Professor Emeritus Bryan H. Wildenthal has added another accolade to his roster of scholarly accomplishments. In a concurrence filed on Wednesday, U.S. Supreme Court Justice Neil Gorsuch cited a law review article authored by Professor Wildenthal. This is a tremendous mark of distinction.
On February 20th, the U.S. Supreme Court ruled that the 8th Amendment right not to be subject to "excessive fines" applies not only to the federal government but is also "incorporated" via the 14th Amendment so as to apply to state and local governments as well. The Court thus remanded for further proceedings the case, Timbs v. Indiana, in which the state sought to forfeit a man's vehicle worth $42,000, for a drug offense for which the maximum fine was $10,000.

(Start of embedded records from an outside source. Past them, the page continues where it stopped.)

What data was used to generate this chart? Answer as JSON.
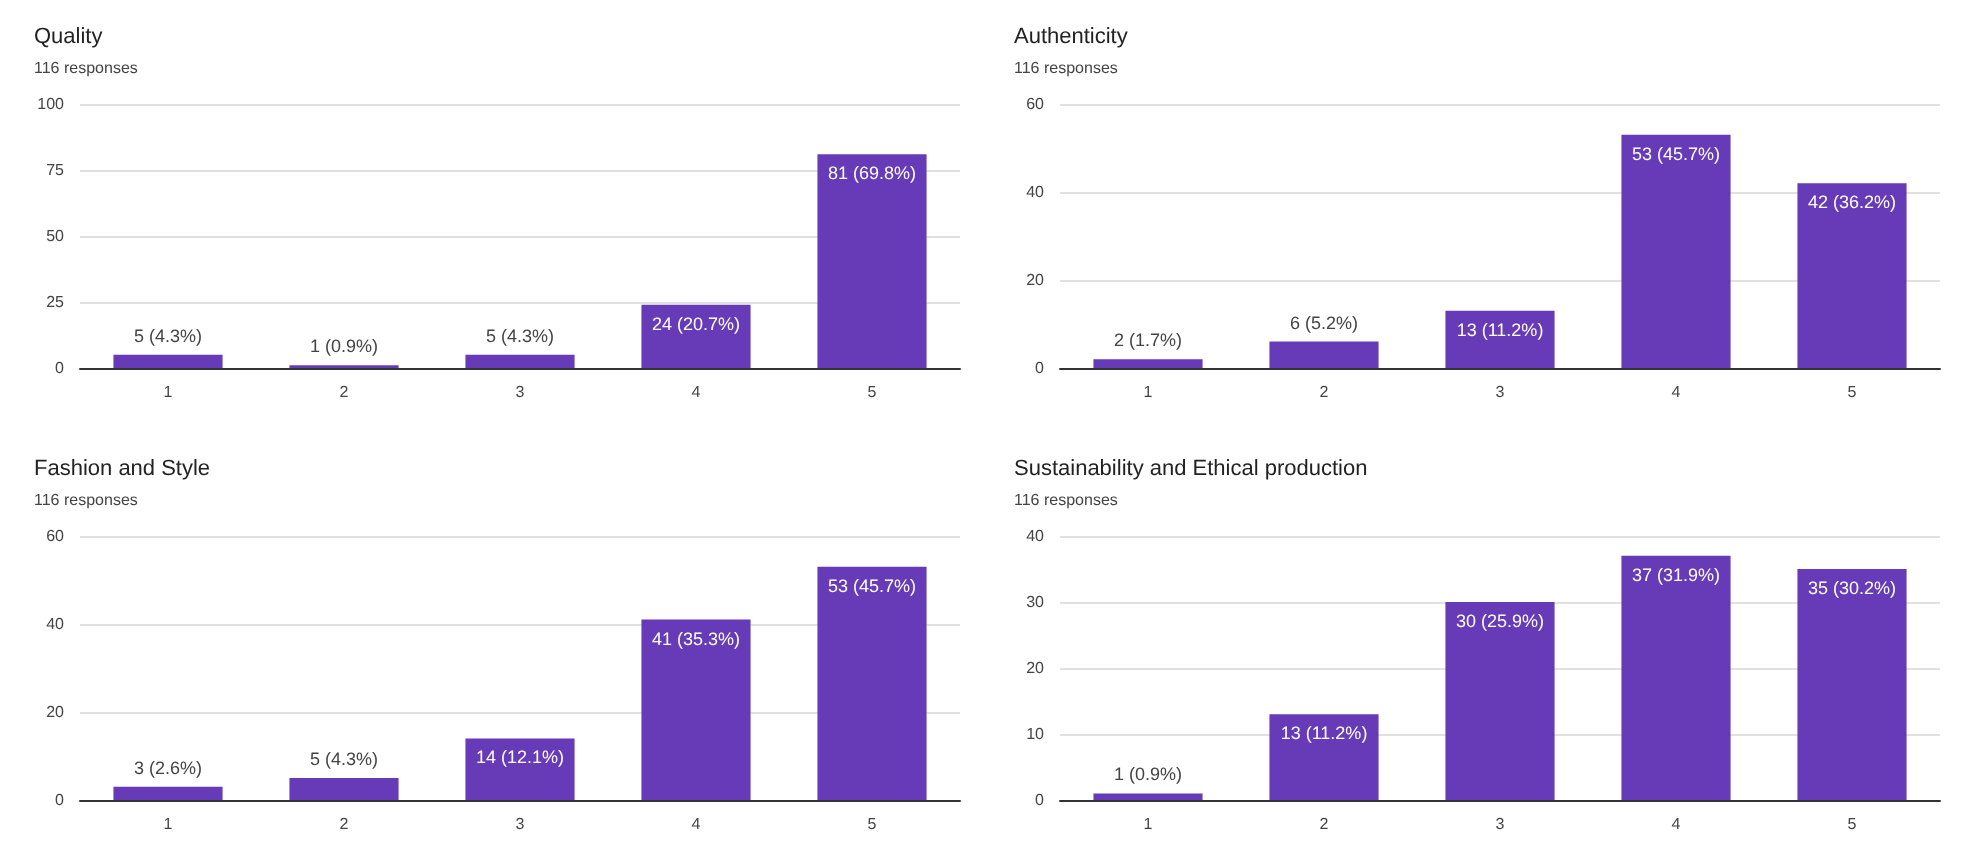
{
  "chart_data": [
    {
      "type": "bar",
      "title": "Quality",
      "subtitle": "116 responses",
      "categories": [
        "1",
        "2",
        "3",
        "4",
        "5"
      ],
      "values": [
        5,
        1,
        5,
        24,
        81
      ],
      "value_labels": [
        "5 (4.3%)",
        "1 (0.9%)",
        "5 (4.3%)",
        "24 (20.7%)",
        "81 (69.8%)"
      ],
      "color": "#673ab7",
      "ylim": [
        0,
        100
      ],
      "yticks": [
        0,
        25,
        50,
        75,
        100
      ],
      "grid": "y"
    },
    {
      "type": "bar",
      "title": "Authenticity",
      "subtitle": "116 responses",
      "categories": [
        "1",
        "2",
        "3",
        "4",
        "5"
      ],
      "values": [
        2,
        6,
        13,
        53,
        42
      ],
      "value_labels": [
        "2 (1.7%)",
        "6 (5.2%)",
        "13 (11.2%)",
        "53 (45.7%)",
        "42 (36.2%)"
      ],
      "color": "#673ab7",
      "ylim": [
        0,
        60
      ],
      "yticks": [
        0,
        20,
        40,
        60
      ],
      "grid": "y"
    },
    {
      "type": "bar",
      "title": "Fashion and Style",
      "subtitle": "116 responses",
      "categories": [
        "1",
        "2",
        "3",
        "4",
        "5"
      ],
      "values": [
        3,
        5,
        14,
        41,
        53
      ],
      "value_labels": [
        "3 (2.6%)",
        "5 (4.3%)",
        "14 (12.1%)",
        "41 (35.3%)",
        "53 (45.7%)"
      ],
      "color": "#673ab7",
      "ylim": [
        0,
        60
      ],
      "yticks": [
        0,
        20,
        40,
        60
      ],
      "grid": "y"
    },
    {
      "type": "bar",
      "title": "Sustainability and Ethical production",
      "subtitle": "116 responses",
      "categories": [
        "1",
        "2",
        "3",
        "4",
        "5"
      ],
      "values": [
        1,
        13,
        30,
        37,
        35
      ],
      "value_labels": [
        "1 (0.9%)",
        "13 (11.2%)",
        "30 (25.9%)",
        "37 (31.9%)",
        "35 (30.2%)"
      ],
      "color": "#673ab7",
      "ylim": [
        0,
        40
      ],
      "yticks": [
        0,
        10,
        20,
        30,
        40
      ],
      "grid": "y"
    }
  ]
}
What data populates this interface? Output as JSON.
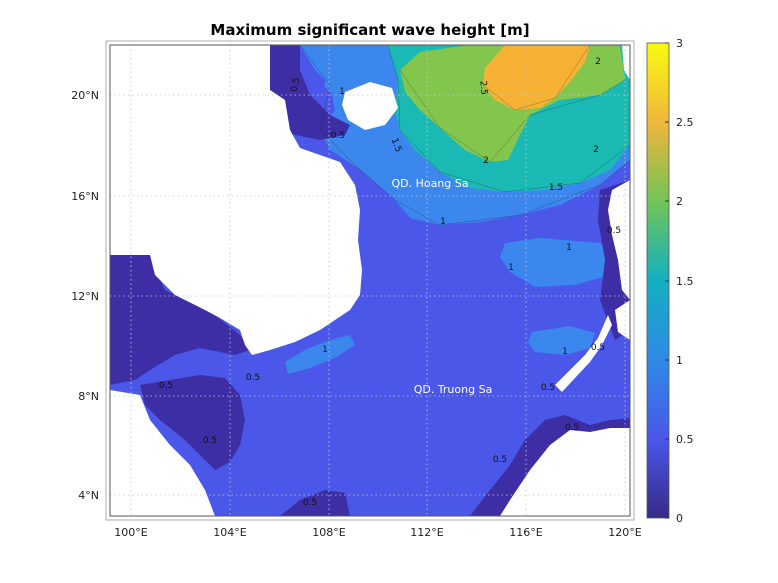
{
  "title": "Maximum significant wave height [m]",
  "map": {
    "lon_ticks": [
      "100°E",
      "104°E",
      "108°E",
      "112°E",
      "116°E",
      "120°E"
    ],
    "lat_ticks": [
      "4°N",
      "8°N",
      "12°N",
      "16°N",
      "20°N"
    ],
    "place_labels": {
      "hoang_sa": "QD. Hoang Sa",
      "truong_sa": "QD. Truong Sa"
    },
    "contour_labels": [
      "0.5",
      "1",
      "1.5",
      "2",
      "2.5"
    ]
  },
  "colorbar": {
    "ticks": [
      "0",
      "0.5",
      "1",
      "1.5",
      "2",
      "2.5",
      "3"
    ],
    "range": [
      0,
      3
    ],
    "colormap": "parula",
    "colors": [
      "#3b2fa0",
      "#4a56e6",
      "#3b86f0",
      "#1dbab8",
      "#7cc64a",
      "#f3b032",
      "#f8f520"
    ]
  },
  "colors": {
    "land": "#ffffff",
    "level_0": "#3d2ea6",
    "level_05": "#4a57e8",
    "level_1": "#3b87ee",
    "level_15": "#1bb9b3",
    "level_2": "#83c64e",
    "level_25": "#f5b234"
  }
}
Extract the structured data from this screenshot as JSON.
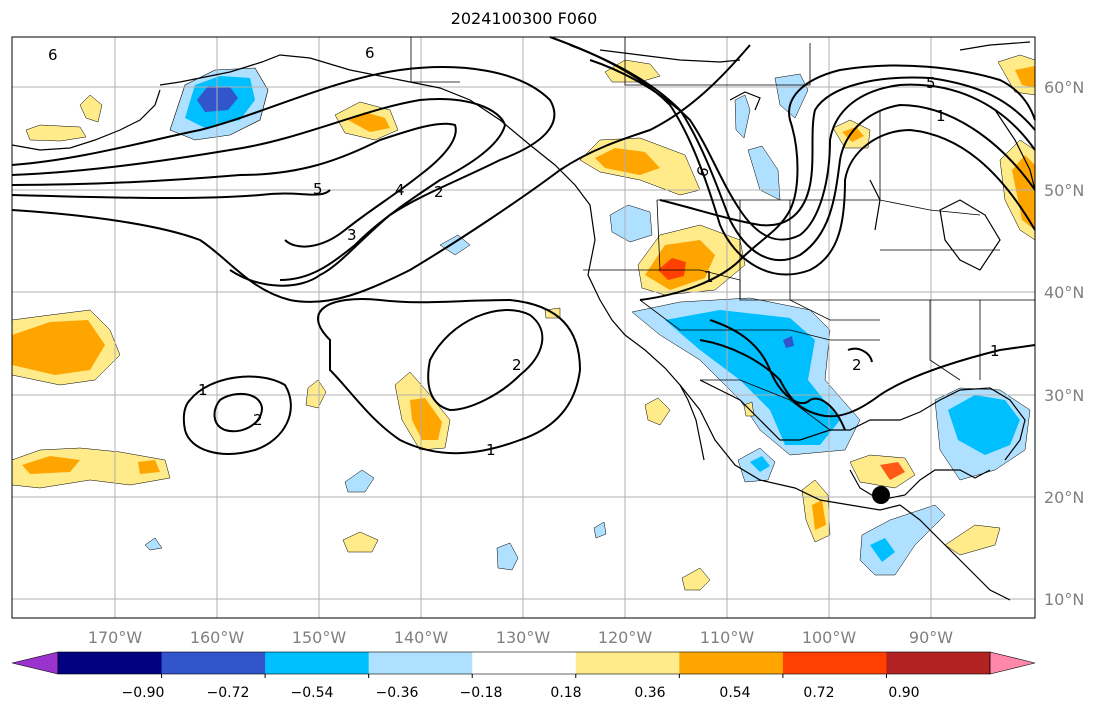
{
  "title": "2024100300 F060",
  "map": {
    "lon_labels": [
      "170°W",
      "160°W",
      "150°W",
      "140°W",
      "130°W",
      "120°W",
      "110°W",
      "100°W",
      "90°W"
    ],
    "lat_labels": [
      "60°N",
      "50°N",
      "40°N",
      "30°N",
      "20°N",
      "10°N"
    ],
    "contour_labels": [
      "6",
      "6",
      "6",
      "5",
      "5",
      "4",
      "3",
      "2",
      "2",
      "2",
      "2",
      "1",
      "1",
      "1",
      "1",
      "1"
    ],
    "marker": "black-dot"
  },
  "colorbar": {
    "tick_labels": [
      "−0.90",
      "−0.72",
      "−0.54",
      "−0.36",
      "−0.18",
      "0.18",
      "0.36",
      "0.54",
      "0.72",
      "0.90"
    ],
    "colors": [
      "#9933cc",
      "#000080",
      "#3355cc",
      "#00bfff",
      "#b0e0ff",
      "#ffffff",
      "#ffeb8a",
      "#ffa500",
      "#ff4000",
      "#b22222",
      "#ff88aa"
    ],
    "extend": "both"
  }
}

The Court's decision was unanimous, with Justice Ruth Bader Ginsburg writing for the Court. (Justice Clarence Thomas concurred only in the judgment.) Justice Neil Gorsuch joined Ginsburg's opinion, but he also filed a brief concurrence in which he cited a 2007 Ohio State Law Journal article by Professor Wildenthal, who is a visiting professor at the law school this year. In the 2007 article, Professor Wildenthal argued that the entire Bill of Rights is "nationalized" by the 14th Amendment and thus applicable to the states. The article is available here:
This is the second occasion on which Professor Wildenthal's 2007 article has been cited by the U.S. Supreme Court. It was cited multiple times, in both the opinion of the Court, and in a concurring opinion, in McDonald v. Chicago (2010), the last case to involve the 14th Amendment Bill of Rights "incorporation" issue. (McDonald concerned the 2nd Amendment right to bear arms).
Please congratulate Professor Wildenthal when you see him. We are lucky to have him as a member of our community.